I think there's so much theory and strategies about how people need to pursue relatioinships, so many books, videos, dating coaches and it's messing people up.  

Posted (edited)

This is all about perception. Just like the Harry, Meg and Oprah interview, depending on how you look at it, everyone has a different POV as to why, and what has happened.

For all we know, this guy could be a d bag and was on a fishing expedition to get laid, or he truly was interested and hoped she would be more enthusiastic this time around because he still found her attractive.

Regardless, if I saw someone contacting me that ghosted after a first date or whatever, I wouldn't have responded. In fact I would have block/deleted him 2 years ago.

Why be so confrontational??...it so negative, and there is no way you get any satisfaction out of it now did you?

MC, you keep posting these threads of discontent, frustration. I have a solution. Change your perception, and change your attitude. Time to stop folding your arms, and the sternness you project. You self sabotage. You are sucking the very life you have out of yourself.

Be kind, be open minded, and be positive!

Edited by smackie9
  • Like 3
Posted

i just wanted to chime in, that i always enjoy the Mortensorchid posts, because it makes me feel less alone in my bitterness, skepticism, and general jadedness of the majority of people.

 

;)

  • Like 1
Posted
19 hours ago, Interstellar said:

When i saw the topic I thought you’re forming a punk hardcore band, haha...because Repeat Offender sounds like a cool band name.

It fizzled out on his end years ago, and now he’s probably bored and not finding any decent matches on dating apps so he researched and contacted you.

He’s a time waster because it was already dead years ago. You’re just the backup to the backup.

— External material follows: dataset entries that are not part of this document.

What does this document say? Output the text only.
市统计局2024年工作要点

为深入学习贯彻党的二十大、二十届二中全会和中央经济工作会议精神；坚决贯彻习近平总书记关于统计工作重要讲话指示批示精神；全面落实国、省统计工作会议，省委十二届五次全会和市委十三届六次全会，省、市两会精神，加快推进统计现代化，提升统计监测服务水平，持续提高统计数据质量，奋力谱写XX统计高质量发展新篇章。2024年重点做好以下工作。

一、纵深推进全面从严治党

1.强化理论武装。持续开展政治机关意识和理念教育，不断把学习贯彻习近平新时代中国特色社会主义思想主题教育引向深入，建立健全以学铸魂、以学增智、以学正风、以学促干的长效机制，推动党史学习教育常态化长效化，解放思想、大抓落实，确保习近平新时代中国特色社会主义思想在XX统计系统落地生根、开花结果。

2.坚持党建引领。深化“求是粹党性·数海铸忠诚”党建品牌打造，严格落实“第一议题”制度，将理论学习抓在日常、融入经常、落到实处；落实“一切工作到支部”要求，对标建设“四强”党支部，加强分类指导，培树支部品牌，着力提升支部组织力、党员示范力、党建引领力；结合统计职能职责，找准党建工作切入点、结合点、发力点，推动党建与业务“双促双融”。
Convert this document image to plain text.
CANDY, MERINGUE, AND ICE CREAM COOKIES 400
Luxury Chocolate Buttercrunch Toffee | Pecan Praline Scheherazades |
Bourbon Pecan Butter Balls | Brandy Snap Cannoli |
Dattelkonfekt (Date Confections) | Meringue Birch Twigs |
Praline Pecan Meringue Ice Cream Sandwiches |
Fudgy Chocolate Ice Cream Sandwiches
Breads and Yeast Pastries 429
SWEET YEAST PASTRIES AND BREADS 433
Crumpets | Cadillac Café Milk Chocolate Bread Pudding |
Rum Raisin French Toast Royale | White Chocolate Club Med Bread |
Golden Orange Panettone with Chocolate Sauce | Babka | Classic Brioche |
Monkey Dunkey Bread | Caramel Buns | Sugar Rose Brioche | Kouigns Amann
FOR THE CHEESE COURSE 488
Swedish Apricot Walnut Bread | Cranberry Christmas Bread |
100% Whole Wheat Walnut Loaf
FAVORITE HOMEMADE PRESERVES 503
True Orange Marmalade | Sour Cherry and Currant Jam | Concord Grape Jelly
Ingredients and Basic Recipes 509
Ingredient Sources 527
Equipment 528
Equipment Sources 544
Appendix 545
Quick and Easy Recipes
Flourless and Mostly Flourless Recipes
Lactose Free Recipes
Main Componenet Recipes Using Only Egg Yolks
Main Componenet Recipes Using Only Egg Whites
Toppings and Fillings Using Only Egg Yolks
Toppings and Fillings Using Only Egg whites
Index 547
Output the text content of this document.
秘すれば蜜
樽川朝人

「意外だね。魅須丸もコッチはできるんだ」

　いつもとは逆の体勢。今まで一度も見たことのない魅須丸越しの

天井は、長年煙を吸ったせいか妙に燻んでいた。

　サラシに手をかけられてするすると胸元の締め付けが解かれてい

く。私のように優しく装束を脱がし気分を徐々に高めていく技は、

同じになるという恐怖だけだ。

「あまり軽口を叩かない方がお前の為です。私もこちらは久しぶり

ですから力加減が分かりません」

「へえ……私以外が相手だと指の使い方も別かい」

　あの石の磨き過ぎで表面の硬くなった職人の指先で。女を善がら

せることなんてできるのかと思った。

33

He didn't get back in touch after MO said she was going to turn in for the night. Ordinarily I'd agree with your interpretation, but MO has posted transcripts of conversations between herself and guys in which she responded to their interested comments with talk about how tired she is, how busy she is, how she can't accept this invitation because she needs to do some baking, etc. She has explicitly said that she does this because she "doesn't want to make it too easy" for the guys. She is then jaded and irritated when men don't pursue her. Given this context, I suspect she may have terminated the conversation with this man equally abruptly, so he experienced it as a brush-off rather than as a goodnight.

  • Like 1
Posted
14 hours ago, hajk said:

I think she recognized that they were on different paths, so there was really no point to meet and wasting time.

 

She's going to find it challenging to find a guy on her path.  No well-adjusted guy wants to hear about how you want a serious relationship when he doesn't even know you.